N’était-il pas progressiste lui qui, plus jeune Président de la République à son entrée en fonction, a modernisé la communication politique, lui qui a permis l’IVG et le divorce par consentement mutuel, lui qui a abaissé l’âge de la majorité à 18 ans ? N’était-il pas surtout membre de l’UDF, lointain ancêtre des centristes d’aujourd’hui, ancêtre d’ailleurs non pas de l’UDI de centre-droit mais du MODEM de centre-gauche ? A toutes ces questions, la réponse est bien sûr positive.

Et pourtant, Giscard n’était pas centriste. Ses prises de position n’ont rien à voir avec celles de ceux qui se revendiquent aujourd’hui du centrisme : son attachement à l’Algérie française, à la peine de mort ou au droit du sang risqueraient d’en choquer plus d’un à l’UDI. Ses alliés politiques d’alors ne se reconnaîtraient probablement pas au MODEM d’aujourd’hui : il soutint le Général de Gaulle en 1968, Georges Pompidou en 1969 et Nicolas Sarkozy en 2007 comme en 2012.

Mais cela ne suffit pas à démontrer que Giscard n’est pas centriste. Pour ce faire, définissons d’abord ce qu’est le centrisme. Le centrisme, ce n’est ni une politique ni une idéologie, c’est une attitude. Le centrisme, c’est la recherche du consensus à tout prix, c’est la politique du compromis à l’extrême, le centrisme, c’est François Hollande qui navigue au jour le jour sans cap défini ni ligne directrice. Giscard était européiste, libéral et progressiste. Mais cela ne faisait pas de lui un centriste.

Ainsi, l’extrême-droite néopaïenne promeut-elle le fédéralisme européen. Est-elle centriste pour autant ? Ainsi, Margaret Thatcher était assurément libérale. Etait-elle centriste pour autant ? Ainsi, la gauche libertaire a-t-elle fait du progressisme sociétal son principal cheval de bataille, est-elle centriste pour autant ?
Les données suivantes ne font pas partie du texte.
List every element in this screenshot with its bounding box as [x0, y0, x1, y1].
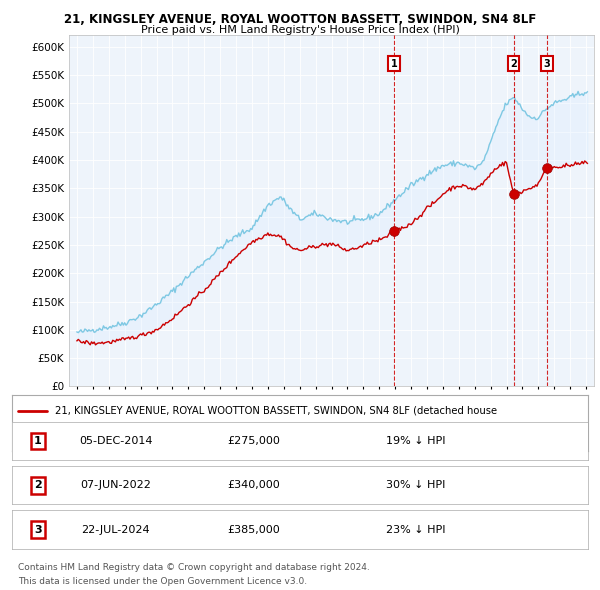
Text: This data is licensed under the Open Government Licence v3.0.: This data is licensed under the Open Gov… [18, 577, 307, 586]
Text: 05-DEC-2014: 05-DEC-2014 [79, 436, 152, 446]
Text: 1: 1 [391, 59, 397, 68]
Text: 21, KINGSLEY AVENUE, ROYAL WOOTTON BASSETT, SWINDON, SN4 8LF (detached house: 21, KINGSLEY AVENUE, ROYAL WOOTTON BASSE… [55, 406, 497, 416]
Text: 3: 3 [34, 525, 42, 535]
Text: Price paid vs. HM Land Registry's House Price Index (HPI): Price paid vs. HM Land Registry's House … [140, 25, 460, 35]
Text: HPI: Average price, detached house, Wiltshire: HPI: Average price, detached house, Wilt… [55, 434, 283, 444]
Text: £340,000: £340,000 [227, 480, 280, 490]
Text: 22-JUL-2024: 22-JUL-2024 [82, 525, 150, 535]
Text: 1: 1 [34, 436, 42, 446]
Text: 07-JUN-2022: 07-JUN-2022 [80, 480, 151, 490]
Text: Contains HM Land Registry data © Crown copyright and database right 2024.: Contains HM Land Registry data © Crown c… [18, 563, 370, 572]
Text: 2: 2 [34, 480, 42, 490]
Text: 19% ↓ HPI: 19% ↓ HPI [386, 436, 446, 446]
Text: 3: 3 [544, 59, 551, 68]
Text: £275,000: £275,000 [227, 436, 280, 446]
Text: 23% ↓ HPI: 23% ↓ HPI [386, 525, 446, 535]
Text: 30% ↓ HPI: 30% ↓ HPI [386, 480, 446, 490]
Text: £385,000: £385,000 [227, 525, 280, 535]
Text: 2: 2 [510, 59, 517, 68]
Text: 21, KINGSLEY AVENUE, ROYAL WOOTTON BASSETT, SWINDON, SN4 8LF: 21, KINGSLEY AVENUE, ROYAL WOOTTON BASSE… [64, 13, 536, 26]
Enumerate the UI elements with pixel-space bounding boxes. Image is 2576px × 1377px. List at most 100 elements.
Quant à l’UDF, elle rassemblait de nombreux partis, loin d’être tous centristes, dont celui de Giscard (le Parti Républicain devenu Démocratie libérale) qui quitta l’UDF et participa à la création de l’UMP en 2002 sous l’impulsion d’Alain Madelin.  Non, Giscard n’était pas centriste. C’était un Président de droite, d’une droite orléaniste et non bonapartiste, mais de droite tout de même.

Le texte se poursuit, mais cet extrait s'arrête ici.